Andy Mariani is tired of rain.
Andy Mariani is tired of rain.
“Even urbanites are getting tired of rain,” he said.
Since his family grows mostly cherries and apricots in Morgan Hill, Mariani has seen late rains cause havoc with the fruit.
“It’s really doing it to our cherry crop,” Marian said. “About 10 to 50 percent of cherries (in the area) are cracked, depending on the stage of (the fruit’s) maturity when the rains come. Greener fruit is not as susceptible.”
Apricots, he said, are badly affected cosmetically with cracks, spots and speckles, especially the acclaimed Blenheim apricots that his orchards produce.

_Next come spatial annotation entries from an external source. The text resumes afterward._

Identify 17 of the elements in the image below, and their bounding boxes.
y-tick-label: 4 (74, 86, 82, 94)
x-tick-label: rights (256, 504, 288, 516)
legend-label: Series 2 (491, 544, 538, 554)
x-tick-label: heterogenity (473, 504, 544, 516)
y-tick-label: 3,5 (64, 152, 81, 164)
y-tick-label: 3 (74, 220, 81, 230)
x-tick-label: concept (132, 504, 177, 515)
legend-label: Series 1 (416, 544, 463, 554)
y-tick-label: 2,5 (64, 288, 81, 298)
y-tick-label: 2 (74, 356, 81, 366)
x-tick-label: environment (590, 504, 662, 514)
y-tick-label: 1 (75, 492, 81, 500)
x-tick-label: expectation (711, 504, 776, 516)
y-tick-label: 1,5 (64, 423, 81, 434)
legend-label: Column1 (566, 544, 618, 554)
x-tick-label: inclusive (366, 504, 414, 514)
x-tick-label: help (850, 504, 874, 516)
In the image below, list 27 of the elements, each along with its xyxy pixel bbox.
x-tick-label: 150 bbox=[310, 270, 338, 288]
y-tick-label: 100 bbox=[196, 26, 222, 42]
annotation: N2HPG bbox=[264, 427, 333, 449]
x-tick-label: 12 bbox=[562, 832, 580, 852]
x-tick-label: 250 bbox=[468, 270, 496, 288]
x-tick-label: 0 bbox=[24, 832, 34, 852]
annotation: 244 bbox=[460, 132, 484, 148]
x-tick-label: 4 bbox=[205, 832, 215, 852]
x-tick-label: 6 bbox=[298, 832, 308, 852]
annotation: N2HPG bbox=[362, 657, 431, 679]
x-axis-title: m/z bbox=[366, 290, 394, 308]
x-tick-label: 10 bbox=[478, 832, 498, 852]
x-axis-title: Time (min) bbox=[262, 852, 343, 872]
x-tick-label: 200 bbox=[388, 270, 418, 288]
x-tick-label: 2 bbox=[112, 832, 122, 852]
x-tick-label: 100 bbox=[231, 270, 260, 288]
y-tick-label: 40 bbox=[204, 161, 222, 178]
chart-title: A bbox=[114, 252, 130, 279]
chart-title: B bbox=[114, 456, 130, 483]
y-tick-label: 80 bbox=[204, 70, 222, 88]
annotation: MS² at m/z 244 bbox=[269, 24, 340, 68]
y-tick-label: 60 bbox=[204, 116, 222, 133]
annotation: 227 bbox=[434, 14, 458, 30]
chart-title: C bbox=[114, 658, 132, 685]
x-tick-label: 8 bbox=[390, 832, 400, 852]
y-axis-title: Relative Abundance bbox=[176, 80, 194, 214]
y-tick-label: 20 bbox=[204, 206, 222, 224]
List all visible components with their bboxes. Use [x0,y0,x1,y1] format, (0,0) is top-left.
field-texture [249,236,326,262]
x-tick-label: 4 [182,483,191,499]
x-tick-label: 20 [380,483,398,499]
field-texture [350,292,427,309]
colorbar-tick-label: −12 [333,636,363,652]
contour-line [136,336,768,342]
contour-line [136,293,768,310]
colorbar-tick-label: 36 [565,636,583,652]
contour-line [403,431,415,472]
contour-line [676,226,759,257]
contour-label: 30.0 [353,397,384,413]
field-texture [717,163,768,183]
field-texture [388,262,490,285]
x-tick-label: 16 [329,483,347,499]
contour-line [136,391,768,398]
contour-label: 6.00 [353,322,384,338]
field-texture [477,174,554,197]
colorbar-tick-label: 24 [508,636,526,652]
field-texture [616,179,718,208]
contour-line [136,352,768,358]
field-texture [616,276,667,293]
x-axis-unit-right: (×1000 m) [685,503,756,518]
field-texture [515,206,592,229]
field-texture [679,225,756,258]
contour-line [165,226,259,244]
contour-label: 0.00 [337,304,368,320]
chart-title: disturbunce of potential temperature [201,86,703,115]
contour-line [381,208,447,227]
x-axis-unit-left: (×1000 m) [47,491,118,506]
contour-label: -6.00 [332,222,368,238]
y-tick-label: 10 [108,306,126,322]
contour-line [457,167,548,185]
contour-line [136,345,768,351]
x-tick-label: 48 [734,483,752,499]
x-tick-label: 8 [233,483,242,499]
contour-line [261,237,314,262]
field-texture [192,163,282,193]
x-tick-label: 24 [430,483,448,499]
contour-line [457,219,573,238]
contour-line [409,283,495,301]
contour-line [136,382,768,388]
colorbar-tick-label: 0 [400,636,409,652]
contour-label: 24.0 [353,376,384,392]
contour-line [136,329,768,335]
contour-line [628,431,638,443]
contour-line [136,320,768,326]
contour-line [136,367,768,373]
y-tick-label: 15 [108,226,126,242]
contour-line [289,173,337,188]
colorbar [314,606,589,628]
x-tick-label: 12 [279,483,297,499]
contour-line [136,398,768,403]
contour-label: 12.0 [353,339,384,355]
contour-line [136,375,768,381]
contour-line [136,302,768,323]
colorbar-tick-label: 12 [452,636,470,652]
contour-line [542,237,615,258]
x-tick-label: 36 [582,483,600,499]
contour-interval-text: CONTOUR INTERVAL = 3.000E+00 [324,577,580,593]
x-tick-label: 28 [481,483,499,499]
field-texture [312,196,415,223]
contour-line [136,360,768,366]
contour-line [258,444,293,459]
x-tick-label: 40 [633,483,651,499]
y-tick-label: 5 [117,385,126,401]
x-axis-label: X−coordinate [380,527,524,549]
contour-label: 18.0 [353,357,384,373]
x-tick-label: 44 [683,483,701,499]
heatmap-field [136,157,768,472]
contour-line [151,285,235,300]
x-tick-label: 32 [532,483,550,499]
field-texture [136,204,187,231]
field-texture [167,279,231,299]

“But I also grow peaches, nectarines and plums and so far they are fine,” he said.
Crops will have a chance to dry out over the rest of the week with partly cloudy to sunny skies and temperatures climbing to near 80 by Thursday. Lows will be in the 40s and 50s. Rain won’t return, forecasters expect, until next week.
Residents near Barrett School reported not only thunder but also hail Monday afternoon as the day was peppered with occasional heavy rains that left Morgan Hill with 22.83 inches of rain for the season and almost one half inch in a 24-hour period ending at 5:15pm Monday.
Strawberries are not happy with the rain either.
Thirty seconds after Pete Aiello got off the phone last week with a record-setting strawberry sale, he was informed by Uesugi Farm’s foreman that fields were too muddy for workers to harvest.
“We usually pick through any kind of condition, rain or shine, and this morning we were actually out in the fields, but it eventually got so bad …,” Aiello, the farm’s owner and sales manager, said Thursday.
He was forced to cancel that record-setting order of 3,000 flats of strawberries.